Nominated MP Isaac Mwaura.
LIMITING LOANS: Nominated MP Isaac Mwaura.
Image: FILE

The government would be forced to rely on international lenders under a proposed Senate Bill capping local borrowing at 30 per cent.

The draft Public Finance Management (Amendment) Bill compels the government to borrow only as much as 30 per cent of its intended amount from the local market, with 70 per cent coming from outside.

Nominated Senator Isaac Mwaura, who has sponsored the Bill, says local businesses and investors have been hit hard financially as they have been denied loans by local financial institutions in favour of the government.

“This Bill basically seeks to cap domestic borrowing by government. The government is borrowing all the money [from the local market] to pay salaries and do all kinds of mundane things,” Mwaura said in his justification for the Bill.

“We are coming up with a formula in law that says when the government needs Sh1 trillion, we can only borrow up to 30 per cent of that money locally,” he said.

The Bill, which is currently in the pre-publication stage, is currently being scrutinised by Parliament legal experts before it is published and introduced in the Senate for first reading,

“Government is now borrowing from all the banks and it is crowding out local investors. So anybody who has an idea - say they want to create a small cottage industry, build flats or any other economic idea that can generate income to the same government - they can no longer get money,”  Mwaura said.

He added the government has been in competition with local investors for loans from banks and other financial institutions, thus stifling growth of businesses.

As such, local industries, including manufacturing, have suffered.

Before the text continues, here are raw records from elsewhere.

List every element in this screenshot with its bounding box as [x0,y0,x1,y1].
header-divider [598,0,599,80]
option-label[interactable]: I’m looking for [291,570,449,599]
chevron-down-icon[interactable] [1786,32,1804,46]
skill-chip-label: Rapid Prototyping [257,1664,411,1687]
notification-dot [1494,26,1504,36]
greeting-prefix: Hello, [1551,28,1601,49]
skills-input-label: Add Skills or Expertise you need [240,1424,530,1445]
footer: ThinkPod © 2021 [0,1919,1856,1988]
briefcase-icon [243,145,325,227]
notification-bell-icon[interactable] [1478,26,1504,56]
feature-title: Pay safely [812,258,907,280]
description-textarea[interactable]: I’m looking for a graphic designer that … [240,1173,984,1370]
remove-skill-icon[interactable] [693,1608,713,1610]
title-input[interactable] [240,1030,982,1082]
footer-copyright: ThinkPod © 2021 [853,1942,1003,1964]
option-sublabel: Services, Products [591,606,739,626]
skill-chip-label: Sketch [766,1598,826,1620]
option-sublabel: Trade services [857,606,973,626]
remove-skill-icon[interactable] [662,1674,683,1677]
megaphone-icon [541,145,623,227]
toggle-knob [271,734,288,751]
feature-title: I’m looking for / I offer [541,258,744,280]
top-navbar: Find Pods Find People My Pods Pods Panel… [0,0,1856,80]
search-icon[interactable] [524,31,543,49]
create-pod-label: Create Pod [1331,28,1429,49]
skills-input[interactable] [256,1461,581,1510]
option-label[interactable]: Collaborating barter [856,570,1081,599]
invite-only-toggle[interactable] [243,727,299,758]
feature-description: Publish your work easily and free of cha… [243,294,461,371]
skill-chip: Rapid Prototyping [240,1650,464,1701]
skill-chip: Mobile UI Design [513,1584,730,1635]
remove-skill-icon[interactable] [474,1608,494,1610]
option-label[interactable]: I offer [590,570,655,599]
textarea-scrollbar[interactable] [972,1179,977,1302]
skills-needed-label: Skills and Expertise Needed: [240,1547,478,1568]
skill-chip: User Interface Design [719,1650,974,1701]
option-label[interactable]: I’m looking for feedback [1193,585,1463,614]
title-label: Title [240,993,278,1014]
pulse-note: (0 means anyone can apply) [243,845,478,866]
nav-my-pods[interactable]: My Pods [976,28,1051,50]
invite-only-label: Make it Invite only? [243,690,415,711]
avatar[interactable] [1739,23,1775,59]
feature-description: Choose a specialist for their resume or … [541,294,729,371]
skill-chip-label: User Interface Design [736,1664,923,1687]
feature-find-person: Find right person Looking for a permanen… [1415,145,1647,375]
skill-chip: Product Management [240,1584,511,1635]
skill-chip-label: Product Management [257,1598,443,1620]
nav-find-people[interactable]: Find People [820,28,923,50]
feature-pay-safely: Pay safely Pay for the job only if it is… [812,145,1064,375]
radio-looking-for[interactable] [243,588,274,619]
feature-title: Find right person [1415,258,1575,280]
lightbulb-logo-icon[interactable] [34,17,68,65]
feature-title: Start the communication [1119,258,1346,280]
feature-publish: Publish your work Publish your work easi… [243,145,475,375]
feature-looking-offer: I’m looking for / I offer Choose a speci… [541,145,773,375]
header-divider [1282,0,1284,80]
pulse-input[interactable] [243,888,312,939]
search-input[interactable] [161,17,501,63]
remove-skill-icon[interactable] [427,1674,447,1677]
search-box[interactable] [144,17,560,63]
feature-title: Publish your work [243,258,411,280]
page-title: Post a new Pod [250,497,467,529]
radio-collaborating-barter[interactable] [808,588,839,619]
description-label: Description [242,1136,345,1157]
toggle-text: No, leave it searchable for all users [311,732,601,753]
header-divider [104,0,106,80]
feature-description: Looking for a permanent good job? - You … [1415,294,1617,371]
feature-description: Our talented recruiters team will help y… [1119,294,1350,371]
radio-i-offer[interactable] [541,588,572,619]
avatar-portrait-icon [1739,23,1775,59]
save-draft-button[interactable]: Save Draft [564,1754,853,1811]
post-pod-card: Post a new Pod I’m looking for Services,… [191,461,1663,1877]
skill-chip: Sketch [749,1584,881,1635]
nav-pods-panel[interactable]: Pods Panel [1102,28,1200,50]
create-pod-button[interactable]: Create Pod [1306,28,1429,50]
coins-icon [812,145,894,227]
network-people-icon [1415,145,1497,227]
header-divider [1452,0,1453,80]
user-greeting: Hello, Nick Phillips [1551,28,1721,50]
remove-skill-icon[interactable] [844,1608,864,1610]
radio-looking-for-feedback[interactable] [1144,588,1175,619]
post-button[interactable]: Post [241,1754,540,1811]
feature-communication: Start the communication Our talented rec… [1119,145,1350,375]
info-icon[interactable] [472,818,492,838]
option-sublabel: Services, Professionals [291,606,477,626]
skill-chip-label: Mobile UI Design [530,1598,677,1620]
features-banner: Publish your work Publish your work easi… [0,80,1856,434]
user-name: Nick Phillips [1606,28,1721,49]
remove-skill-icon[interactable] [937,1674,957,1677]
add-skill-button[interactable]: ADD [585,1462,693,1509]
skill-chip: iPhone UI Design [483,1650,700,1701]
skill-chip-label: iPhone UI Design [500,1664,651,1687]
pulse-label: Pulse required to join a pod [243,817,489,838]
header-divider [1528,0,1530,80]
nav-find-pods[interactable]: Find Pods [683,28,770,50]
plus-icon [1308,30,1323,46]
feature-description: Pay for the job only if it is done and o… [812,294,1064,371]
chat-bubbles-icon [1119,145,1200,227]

The situation, he said, has been exploited by informal lenders, otherwise known as shylocks, leading to exploitation of the borrowers.

“Take the SGR for example. The Chinese have sold over Sh400 billion over the last year and the same moved through SGR but most of those containers are going back empty. It is essentially because we have nothing to sell to them,” he said.

He added, “The government is borrowing money to do infrastructure but those roads are not benefitting the local manufacturer. They are not stimulating growth in terms of actual development other than opening up pathways for foreign goods to come to the market.”

The situation, the legislator noted, has been aggravated by the Covid-19 pandemic that has forced banks to deny individuals and businesses loans in favour of the government.